Il tema che sta diventando una sorta di tormentone. Nella stagione 2026 del tennis iniziata da poco, si ha la netta sensazione che Carlos Alcaraz e Jannik Sinner diano un seguito al loro dominio. Nelle ultime due annate lo spagnolo e l’italiano si sono divisi equamente la torta degli Slam e sono intenzionati a superarsi per conquistare in maniera chiara lo scettro.

A questo proposito, ci si lancia in previsioni. Al termine di dicembre, su Sky Sport, Adriano Panatta aveva dichiarato che le possibilità per Sinner di fare il Grande Slam rispetto ad Alcaraz fossero superiori. Si intende l’impresa straordinaria che non si compie dai tempi di Rod Laver a livello maschile, ovvero la conquista di tutti i Major nello stesso anno.
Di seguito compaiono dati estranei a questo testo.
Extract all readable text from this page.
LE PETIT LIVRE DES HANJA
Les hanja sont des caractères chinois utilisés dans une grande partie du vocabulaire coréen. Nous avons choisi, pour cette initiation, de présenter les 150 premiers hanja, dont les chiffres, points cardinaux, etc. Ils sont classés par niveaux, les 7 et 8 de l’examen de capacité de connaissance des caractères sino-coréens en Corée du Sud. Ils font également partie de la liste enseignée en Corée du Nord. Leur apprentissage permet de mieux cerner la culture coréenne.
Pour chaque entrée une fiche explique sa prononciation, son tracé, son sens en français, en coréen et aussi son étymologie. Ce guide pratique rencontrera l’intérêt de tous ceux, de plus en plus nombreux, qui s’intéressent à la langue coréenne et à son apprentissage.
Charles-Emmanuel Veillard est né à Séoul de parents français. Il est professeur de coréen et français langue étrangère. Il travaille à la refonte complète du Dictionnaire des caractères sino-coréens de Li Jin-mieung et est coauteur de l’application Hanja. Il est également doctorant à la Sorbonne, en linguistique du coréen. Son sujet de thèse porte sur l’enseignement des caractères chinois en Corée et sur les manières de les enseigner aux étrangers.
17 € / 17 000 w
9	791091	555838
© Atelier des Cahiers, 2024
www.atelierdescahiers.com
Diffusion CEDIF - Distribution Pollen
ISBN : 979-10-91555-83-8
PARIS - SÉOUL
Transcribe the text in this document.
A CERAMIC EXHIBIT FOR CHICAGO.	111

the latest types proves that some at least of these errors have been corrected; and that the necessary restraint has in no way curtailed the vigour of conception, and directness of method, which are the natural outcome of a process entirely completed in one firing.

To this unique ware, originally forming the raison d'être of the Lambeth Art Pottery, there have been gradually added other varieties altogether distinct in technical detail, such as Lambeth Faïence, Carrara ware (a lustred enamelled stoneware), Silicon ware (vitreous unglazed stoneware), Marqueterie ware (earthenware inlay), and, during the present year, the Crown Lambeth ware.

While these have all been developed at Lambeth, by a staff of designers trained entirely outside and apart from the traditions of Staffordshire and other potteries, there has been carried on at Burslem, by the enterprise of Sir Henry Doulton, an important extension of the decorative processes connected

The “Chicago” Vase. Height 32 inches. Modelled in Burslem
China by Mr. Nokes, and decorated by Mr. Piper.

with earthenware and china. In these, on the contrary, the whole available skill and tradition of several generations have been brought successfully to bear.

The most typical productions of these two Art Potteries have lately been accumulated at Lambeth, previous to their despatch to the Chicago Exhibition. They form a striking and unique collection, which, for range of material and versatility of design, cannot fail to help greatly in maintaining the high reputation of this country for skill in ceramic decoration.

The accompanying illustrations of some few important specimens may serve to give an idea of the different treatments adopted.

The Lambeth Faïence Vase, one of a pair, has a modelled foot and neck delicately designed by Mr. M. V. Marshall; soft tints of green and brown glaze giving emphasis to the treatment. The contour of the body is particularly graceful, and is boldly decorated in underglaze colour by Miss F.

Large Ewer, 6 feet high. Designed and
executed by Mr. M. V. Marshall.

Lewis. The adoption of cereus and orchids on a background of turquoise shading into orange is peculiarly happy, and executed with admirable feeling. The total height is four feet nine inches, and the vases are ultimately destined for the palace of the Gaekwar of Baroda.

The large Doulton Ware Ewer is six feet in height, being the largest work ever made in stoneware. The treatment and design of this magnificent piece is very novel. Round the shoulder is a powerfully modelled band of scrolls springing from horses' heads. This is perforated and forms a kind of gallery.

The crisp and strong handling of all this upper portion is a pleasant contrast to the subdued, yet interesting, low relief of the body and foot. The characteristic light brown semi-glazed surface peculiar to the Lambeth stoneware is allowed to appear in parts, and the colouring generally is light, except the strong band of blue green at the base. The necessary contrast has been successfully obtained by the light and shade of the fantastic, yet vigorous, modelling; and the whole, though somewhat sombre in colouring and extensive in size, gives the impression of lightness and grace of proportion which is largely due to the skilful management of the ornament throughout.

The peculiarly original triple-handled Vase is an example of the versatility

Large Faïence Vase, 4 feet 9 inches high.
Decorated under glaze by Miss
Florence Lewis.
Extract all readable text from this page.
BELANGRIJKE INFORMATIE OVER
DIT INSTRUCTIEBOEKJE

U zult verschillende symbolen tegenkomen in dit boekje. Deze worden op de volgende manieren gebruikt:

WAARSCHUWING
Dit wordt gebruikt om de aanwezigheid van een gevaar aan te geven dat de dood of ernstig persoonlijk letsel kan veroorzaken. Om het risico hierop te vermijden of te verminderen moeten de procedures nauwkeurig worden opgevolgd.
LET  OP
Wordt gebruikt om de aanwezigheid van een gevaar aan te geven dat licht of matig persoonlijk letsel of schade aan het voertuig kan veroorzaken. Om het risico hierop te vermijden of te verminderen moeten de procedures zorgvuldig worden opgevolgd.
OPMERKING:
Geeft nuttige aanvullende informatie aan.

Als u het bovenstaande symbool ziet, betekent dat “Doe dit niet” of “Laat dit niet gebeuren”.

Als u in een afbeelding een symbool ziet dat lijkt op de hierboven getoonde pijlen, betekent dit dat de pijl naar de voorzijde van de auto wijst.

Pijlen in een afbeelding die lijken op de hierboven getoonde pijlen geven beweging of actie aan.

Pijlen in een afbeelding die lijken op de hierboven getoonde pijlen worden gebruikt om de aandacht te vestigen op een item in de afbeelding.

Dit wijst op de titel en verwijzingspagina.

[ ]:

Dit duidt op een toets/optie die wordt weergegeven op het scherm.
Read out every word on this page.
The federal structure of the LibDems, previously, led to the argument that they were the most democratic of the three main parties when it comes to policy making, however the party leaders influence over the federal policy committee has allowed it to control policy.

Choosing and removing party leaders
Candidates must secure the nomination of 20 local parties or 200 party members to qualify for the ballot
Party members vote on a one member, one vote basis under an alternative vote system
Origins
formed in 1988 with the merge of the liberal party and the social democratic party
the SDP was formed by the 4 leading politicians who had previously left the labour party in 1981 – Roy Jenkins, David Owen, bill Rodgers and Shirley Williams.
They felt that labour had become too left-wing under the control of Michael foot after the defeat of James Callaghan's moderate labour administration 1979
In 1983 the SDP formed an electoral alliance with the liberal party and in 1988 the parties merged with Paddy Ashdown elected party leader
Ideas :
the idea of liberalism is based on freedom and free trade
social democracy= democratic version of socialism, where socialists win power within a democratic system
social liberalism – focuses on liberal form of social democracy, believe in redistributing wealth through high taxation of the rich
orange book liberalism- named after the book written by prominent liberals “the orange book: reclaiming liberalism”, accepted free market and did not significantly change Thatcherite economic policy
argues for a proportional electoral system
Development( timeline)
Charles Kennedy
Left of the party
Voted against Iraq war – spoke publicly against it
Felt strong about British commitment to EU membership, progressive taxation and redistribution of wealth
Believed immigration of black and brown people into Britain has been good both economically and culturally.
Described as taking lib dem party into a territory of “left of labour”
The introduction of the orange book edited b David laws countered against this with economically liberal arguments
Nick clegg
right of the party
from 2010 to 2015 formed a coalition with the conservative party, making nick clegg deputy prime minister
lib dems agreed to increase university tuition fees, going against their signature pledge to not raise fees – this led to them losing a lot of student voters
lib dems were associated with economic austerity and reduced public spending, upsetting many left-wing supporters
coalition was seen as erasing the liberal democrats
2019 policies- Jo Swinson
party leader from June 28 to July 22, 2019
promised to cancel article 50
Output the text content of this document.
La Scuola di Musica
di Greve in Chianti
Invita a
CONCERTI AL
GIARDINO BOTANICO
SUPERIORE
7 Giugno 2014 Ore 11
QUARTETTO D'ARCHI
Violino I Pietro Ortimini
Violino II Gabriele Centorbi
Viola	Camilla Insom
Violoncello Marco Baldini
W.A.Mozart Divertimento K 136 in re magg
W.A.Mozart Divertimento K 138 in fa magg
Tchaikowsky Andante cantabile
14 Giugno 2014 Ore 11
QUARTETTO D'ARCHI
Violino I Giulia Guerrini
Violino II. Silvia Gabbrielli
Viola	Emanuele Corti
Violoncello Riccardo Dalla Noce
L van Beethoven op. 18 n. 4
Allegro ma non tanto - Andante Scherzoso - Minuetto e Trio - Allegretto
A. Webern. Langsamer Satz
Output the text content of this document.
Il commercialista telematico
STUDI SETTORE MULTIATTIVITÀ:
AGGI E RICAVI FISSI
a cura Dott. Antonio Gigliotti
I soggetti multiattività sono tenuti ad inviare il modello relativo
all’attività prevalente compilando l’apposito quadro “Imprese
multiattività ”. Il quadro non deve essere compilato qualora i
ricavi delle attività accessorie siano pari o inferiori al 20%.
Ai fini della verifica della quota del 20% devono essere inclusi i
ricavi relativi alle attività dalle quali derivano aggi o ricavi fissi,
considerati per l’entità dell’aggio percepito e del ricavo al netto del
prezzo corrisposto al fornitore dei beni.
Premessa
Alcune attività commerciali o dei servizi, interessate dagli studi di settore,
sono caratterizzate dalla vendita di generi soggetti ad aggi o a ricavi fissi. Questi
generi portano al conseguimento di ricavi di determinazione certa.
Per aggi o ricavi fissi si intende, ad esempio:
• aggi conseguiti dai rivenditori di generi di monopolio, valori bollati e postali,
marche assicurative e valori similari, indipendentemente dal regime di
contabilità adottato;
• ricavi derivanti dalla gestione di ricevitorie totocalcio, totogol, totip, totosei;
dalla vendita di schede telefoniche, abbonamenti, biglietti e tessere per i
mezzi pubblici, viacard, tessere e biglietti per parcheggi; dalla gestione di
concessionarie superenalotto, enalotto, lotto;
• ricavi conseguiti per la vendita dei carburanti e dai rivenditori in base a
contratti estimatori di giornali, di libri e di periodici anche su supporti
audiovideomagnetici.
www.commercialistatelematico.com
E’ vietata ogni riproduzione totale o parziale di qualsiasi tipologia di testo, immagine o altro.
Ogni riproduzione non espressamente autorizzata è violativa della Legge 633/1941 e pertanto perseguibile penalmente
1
Laver c’era riuscito nel 1962 e nel 1969, edizione quest’ultima legata all’Era Open di questa disciplina. Neanche i Big-Three sono riusciti a replicare quanto fatto dal leggendario tennista australiano, anche perché la loro rivalità era tale che fosse complicato per uno dei tre mettere in fila tutti gli Slam nella medesima annata.

Ebbene, il parere di Panatta è stato condiviso da un altro ex giocatore, ovvero l’americano Sam Querrey. Nel podcast “Nothing Major“, lo statunitense è stato molto chiaro: “Penso che Sinner vincerà tutti e quattro i tornei del Grande Slam quest’anno. Del resto, cosa è più probabile: che Sinner vinca tutti e quattro o che qualcuno diverso da Sinner o Alcaraz ne vinca uno?”, ha detto Querrey.

Una presa di posizione chiara, ma oggettivamente difficile da realizzare. Se è vero che la concorrenza appare meno qualificata di altre stagioni, al di là di Alcaraz, bisogna tener conto di un tennis sempre più esigente dal punto di vista fisico, che può andare a intaccare l’integrità nei 12 mesi.